Шрифт:
Интервал:
Закладка:
И. П. Тарнава-Боричевский[108]
Аракчеев и Шумский
В последние годы много было писано об Аракчееве и Шумском[109]. Писали люди, близко знавшие Аракчеева, но как будто недосказывали чего-то; однажды Настасья Федоровна Минкина названа даже Шумскою, как никогда не называлась, да и называться не могла, как увидим ниже. Неизвестно также, кто действительно был флигель-адъютант Шумский и по какой причине лишился этого почетного звания.

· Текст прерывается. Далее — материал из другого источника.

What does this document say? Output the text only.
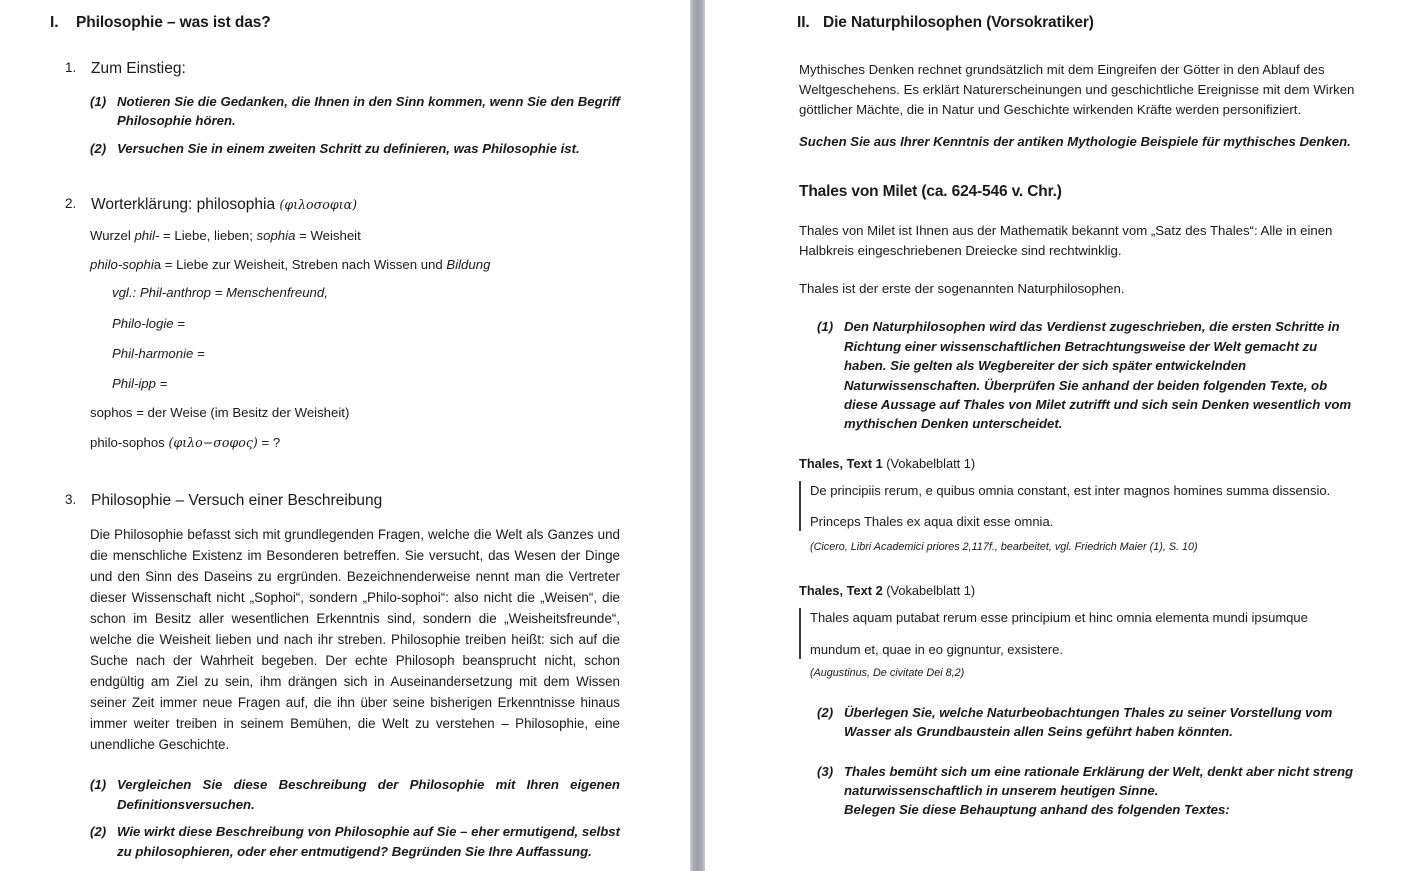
I. Philosophie – was ist das?
1. Zum Einstieg:
(1) Notieren Sie die Gedanken, die Ihnen in den Sinn kommen, wenn Sie den Begriff Philosophie hören.
(2) Versuchen Sie in einem zweiten Schritt zu definieren, was Philosophie ist.
2. Worterklärung: philosophia (φιλοσοφια)
Wurzel phil- = Liebe, lieben; sophia = Weisheit
philo-sophia = Liebe zur Weisheit, Streben nach Wissen und Bildung
vgl.: Phil-anthrop = Menschenfreund,
Philo-logie =
Phil-harmonie =
Phil-ipp =
sophos = der Weise (im Besitz der Weisheit)
philo-sophos (φιλο−σοφος) = ?
3. Philosophie – Versuch einer Beschreibung
Die Philosophie befasst sich mit grundlegenden Fragen, welche die Welt als Ganzes und die menschliche Existenz im Besonderen betreffen. Sie versucht, das Wesen der Dinge und den Sinn des Daseins zu ergründen. Bezeichnenderweise nennt man die Vertreter dieser Wissenschaft nicht „Sophoi“, sondern „Philo-sophoi“: also nicht die „Weisen“, die schon im Besitz aller wesentlichen Erkenntnis sind, sondern die „Weisheitsfreunde“, welche die Weisheit lieben und nach ihr streben. Philosophie treiben heißt: sich auf die Suche nach der Wahrheit begeben. Der echte Philosoph beansprucht nicht, schon endgültig am Ziel zu sein, ihm drängen sich in Auseinandersetzung mit dem Wissen seiner Zeit immer neue Fragen auf, die ihn über seine bisherigen Erkenntnisse hinaus immer weiter treiben in seinem Bemühen, die Welt zu verstehen – Philosophie, eine unendliche Geschichte.
(1) Vergleichen Sie diese Beschreibung der Philosophie mit Ihren eigenen Definitionsversuchen.
(2) Wie wirkt diese Beschreibung von Philosophie auf Sie – eher ermutigend, selbst zu philosophieren, oder eher entmutigend? Begründen Sie Ihre Auffassung.
II. Die Naturphilosophen (Vorsokratiker)
Mythisches Denken rechnet grundsätzlich mit dem Eingreifen der Götter in den Ablauf des Weltgeschehens. Es erklärt Naturerscheinungen und geschichtliche Ereignisse mit dem Wirken göttlicher Mächte, die in Natur und Geschichte wirkenden Kräfte werden personifiziert.
Suchen Sie aus Ihrer Kenntnis der antiken Mythologie Beispiele für mythisches Denken.
Thales von Milet (ca. 624-546 v. Chr.)
Thales von Milet ist Ihnen aus der Mathematik bekannt vom „Satz des Thales“: Alle in einen Halbkreis eingeschriebenen Dreiecke sind rechtwinklig.
Thales ist der erste der sogenannten Naturphilosophen.
(1) Den Naturphilosophen wird das Verdienst zugeschrieben, die ersten Schritte in Richtung einer wissenschaftlichen Betrachtungsweise der Welt gemacht zu haben. Sie gelten als Wegbereiter der sich später entwickelnden Naturwissenschaften. Überprüfen Sie anhand der beiden folgenden Texte, ob diese Aussage auf Thales von Milet zutrifft und sich sein Denken wesentlich vom mythischen Denken unterscheidet.
Thales, Text 1 (Vokabelblatt 1)

De principiis rerum, e quibus omnia constant, est inter magnos homines summa dissensio.

Princeps Thales ex aqua dixit esse omnia.

(Cicero, Libri Academici priores 2,117f., bearbeitet, vgl. Friedrich Maier (1), S. 10)
Thales, Text 2 (Vokabelblatt 1)

Thales aquam putabat rerum esse principium et hinc omnia elementa mundi ipsumque

mundum et, quae in eo gignuntur, exsistere.

(Augustinus, De civitate Dei 8,2)
(2) Überlegen Sie, welche Naturbeobachtungen Thales zu seiner Vorstellung vom Wasser als Grundbaustein allen Seins geführt haben könnten.
(3) Thales bemüht sich um eine rationale Erklärung der Welt, denkt aber nicht streng naturwissenschaftlich in unserem heutigen Sinne.
Belegen Sie diese Behauptung anhand des folgenden Textes:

Я не знал лично ни Аракчеева, ни Шумского. Скажу об них то, что слышал от свидетелей самых достоверных. <…>
В 1839 году я поступил на службу к графу Клейнмихелю столоначальником в инспекторский департамент Военного министерства. Помощником моим оказался старичок Михаил Панфилович Ефимов, чином губернский секретарь. На вид ему было лет 70; но, по всем соображениям, столько быть не могло, иначе он родился бы около 1770 года и служил бы еще при Екатерине II, о чем он никогда не говорил; значит, его измяли и состарили не годы, а обстоятельства жизни. Ефимов едва ноги таскал, но приходил на службу ранее других; несмотря на старость, писал как чистописец; все дела своего стола, одного из труднейших, знал в совершенстве; по всем делам составлял бумаги вполне удовлетворительно.

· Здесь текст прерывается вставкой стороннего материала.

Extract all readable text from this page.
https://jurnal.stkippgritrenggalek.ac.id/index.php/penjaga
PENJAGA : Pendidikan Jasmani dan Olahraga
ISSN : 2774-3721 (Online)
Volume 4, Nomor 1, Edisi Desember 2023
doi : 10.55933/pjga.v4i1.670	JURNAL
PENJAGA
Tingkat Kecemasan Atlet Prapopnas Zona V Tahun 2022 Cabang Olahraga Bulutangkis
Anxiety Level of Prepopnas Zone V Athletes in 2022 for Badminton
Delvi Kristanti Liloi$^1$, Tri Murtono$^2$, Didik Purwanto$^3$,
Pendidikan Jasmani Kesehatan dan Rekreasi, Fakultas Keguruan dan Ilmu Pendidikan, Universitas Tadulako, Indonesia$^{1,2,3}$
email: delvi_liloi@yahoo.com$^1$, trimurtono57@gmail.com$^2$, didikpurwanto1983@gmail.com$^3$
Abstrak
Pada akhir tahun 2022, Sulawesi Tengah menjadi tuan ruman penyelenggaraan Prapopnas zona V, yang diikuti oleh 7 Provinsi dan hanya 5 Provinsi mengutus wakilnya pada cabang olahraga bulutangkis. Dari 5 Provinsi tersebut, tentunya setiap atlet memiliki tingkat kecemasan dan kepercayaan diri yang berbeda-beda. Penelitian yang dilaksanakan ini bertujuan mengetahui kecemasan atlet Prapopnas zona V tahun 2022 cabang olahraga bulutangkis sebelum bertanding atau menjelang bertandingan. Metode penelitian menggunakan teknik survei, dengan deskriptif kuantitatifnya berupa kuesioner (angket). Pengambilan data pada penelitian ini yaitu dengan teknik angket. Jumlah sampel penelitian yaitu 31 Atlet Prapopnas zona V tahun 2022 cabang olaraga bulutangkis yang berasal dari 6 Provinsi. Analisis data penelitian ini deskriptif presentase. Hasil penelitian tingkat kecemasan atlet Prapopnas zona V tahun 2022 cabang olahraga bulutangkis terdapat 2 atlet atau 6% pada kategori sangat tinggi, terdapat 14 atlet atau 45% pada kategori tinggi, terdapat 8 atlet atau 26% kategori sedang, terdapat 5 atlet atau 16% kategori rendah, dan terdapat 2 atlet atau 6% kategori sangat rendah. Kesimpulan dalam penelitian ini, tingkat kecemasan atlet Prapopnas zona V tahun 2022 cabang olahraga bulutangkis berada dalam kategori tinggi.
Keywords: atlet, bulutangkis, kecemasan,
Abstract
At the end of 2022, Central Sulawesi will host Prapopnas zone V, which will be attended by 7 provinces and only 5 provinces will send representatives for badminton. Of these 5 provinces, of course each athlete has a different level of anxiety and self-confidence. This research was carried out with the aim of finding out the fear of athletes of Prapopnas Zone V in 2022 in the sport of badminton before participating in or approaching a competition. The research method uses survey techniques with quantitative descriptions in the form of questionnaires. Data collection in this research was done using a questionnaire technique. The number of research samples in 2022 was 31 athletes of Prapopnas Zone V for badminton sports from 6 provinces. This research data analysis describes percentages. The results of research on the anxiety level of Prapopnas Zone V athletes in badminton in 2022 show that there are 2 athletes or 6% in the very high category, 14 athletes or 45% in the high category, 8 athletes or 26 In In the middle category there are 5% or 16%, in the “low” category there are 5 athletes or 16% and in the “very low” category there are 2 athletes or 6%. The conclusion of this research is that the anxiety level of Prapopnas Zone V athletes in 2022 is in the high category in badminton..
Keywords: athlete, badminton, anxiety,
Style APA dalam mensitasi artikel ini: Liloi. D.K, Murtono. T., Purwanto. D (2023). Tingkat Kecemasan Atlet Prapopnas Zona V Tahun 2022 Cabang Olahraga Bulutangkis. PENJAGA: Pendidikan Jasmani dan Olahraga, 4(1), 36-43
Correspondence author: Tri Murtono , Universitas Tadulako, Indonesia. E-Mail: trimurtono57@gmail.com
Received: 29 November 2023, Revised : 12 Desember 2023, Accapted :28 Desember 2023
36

Ознакомившись, я узнал следующее: Ефимов служил при лице Аракчеева в звании писаря, но, к несчастию его, был графским докладчиком. Прошу припомнить, что значил Аракчеев и что пред ним писарь. Несчастный писарь Ефимов, как докладчик, был при нем день и ночь, всегда на тычку, всегда в загоне, всегда в опасении розог, разжалованья, ссылки. В то же время молодой поручик Клейнмихель был адъютантом Аракчеева; страдал он в канцелярии вместе с Ефимовым и часто, заваленный письменною работою, которая всегда была на срок, засыпал там же. В таком случае Ефимов приносил ему свою подушку. Ниже увидим, что эти услуги были спасением Ефимова.

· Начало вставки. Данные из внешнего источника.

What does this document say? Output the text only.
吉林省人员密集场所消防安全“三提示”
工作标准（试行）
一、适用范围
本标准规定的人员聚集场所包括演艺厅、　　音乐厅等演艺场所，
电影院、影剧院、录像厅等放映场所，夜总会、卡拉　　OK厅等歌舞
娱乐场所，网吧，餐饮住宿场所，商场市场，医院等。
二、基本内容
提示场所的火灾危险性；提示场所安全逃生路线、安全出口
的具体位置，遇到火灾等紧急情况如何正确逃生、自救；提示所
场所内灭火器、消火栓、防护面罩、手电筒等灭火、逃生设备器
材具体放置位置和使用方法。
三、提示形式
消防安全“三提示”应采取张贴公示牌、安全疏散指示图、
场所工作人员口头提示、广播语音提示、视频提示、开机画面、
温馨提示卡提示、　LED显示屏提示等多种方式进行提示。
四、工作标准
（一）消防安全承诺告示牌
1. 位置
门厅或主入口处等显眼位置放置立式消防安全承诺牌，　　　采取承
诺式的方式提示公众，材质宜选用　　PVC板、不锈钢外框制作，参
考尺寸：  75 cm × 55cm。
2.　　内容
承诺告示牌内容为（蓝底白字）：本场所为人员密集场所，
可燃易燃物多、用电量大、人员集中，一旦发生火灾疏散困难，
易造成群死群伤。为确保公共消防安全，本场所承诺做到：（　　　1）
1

Однажды я спросил Ефимова: «Как это, Михаил Панфилович, вы, служа при лице Аракчеева, не были произведены в чин?»
— В чин? — ответил он. — При Аракчееве? Да об этом нельзя было и думать, нельзя было и во сне грезить. За десятилетнюю верную службу он разжаловал меня в солдаты без выслуги.
Когда именно случилось это, теперь не припомню; но дело было так: на Аракчеева, как говорится, нашел худой стих; долгое время был не в духе; на докладчика Ефимова, как ближайшее лицо, изливалась вся желчь. Приведенный в отчаяние, не видя возможности выйти из беды (ибо куда можно было уйти от Аракчеева?), Ефимов, по натуре русского простолюдина, запил. Аракчеев разжаловал его в солдаты без выслуги и сослал в новгородские поселения. В подобных случаях предварительно давалось сто лозанов. Как ему жилось после того, сам он не говорил, а я совестился спросить; но, вероятно, он успокоился и обжился, потому что женился. Служил по писарской части где-то в 3-й гренадерской дивизии. Пока Аракчеев властвовал, никто не смел вступиться за несчастного Ефимова, даже и сам Клейнмихель, уже бывший начальником штаба военных поселений. После Клейнмихель распорядился произвести Ефимова в писаря. В польскую войну[110] он был в штабе 3-й гренадерской дивизии; получил крест Virtuti militari[111]; a после войны Клейнмихель не только произвел его за отличие в чин, но и взял в инспекторский департамент прямо помощником столоначальника, тогда как и коллежские асессоры служили чиновниками для усиления. Это значит, что Ефимов из писарского оклада —10 или 12 рублей в год, с прибавкою амуниции и пайка, — шагнул на оклад 1700 рублей. Дистанция огромного размера! По этому случаю пусть судят о Клейнмихеле — помнил ли он давние услуги. Если по тому, что я сказал о Ефимове, он может быть достоверным свидетелем об Аракчееве и Шумском, то нужно дать веру и тому, что он рассказывал мне об них. Вот сущность его рассказа.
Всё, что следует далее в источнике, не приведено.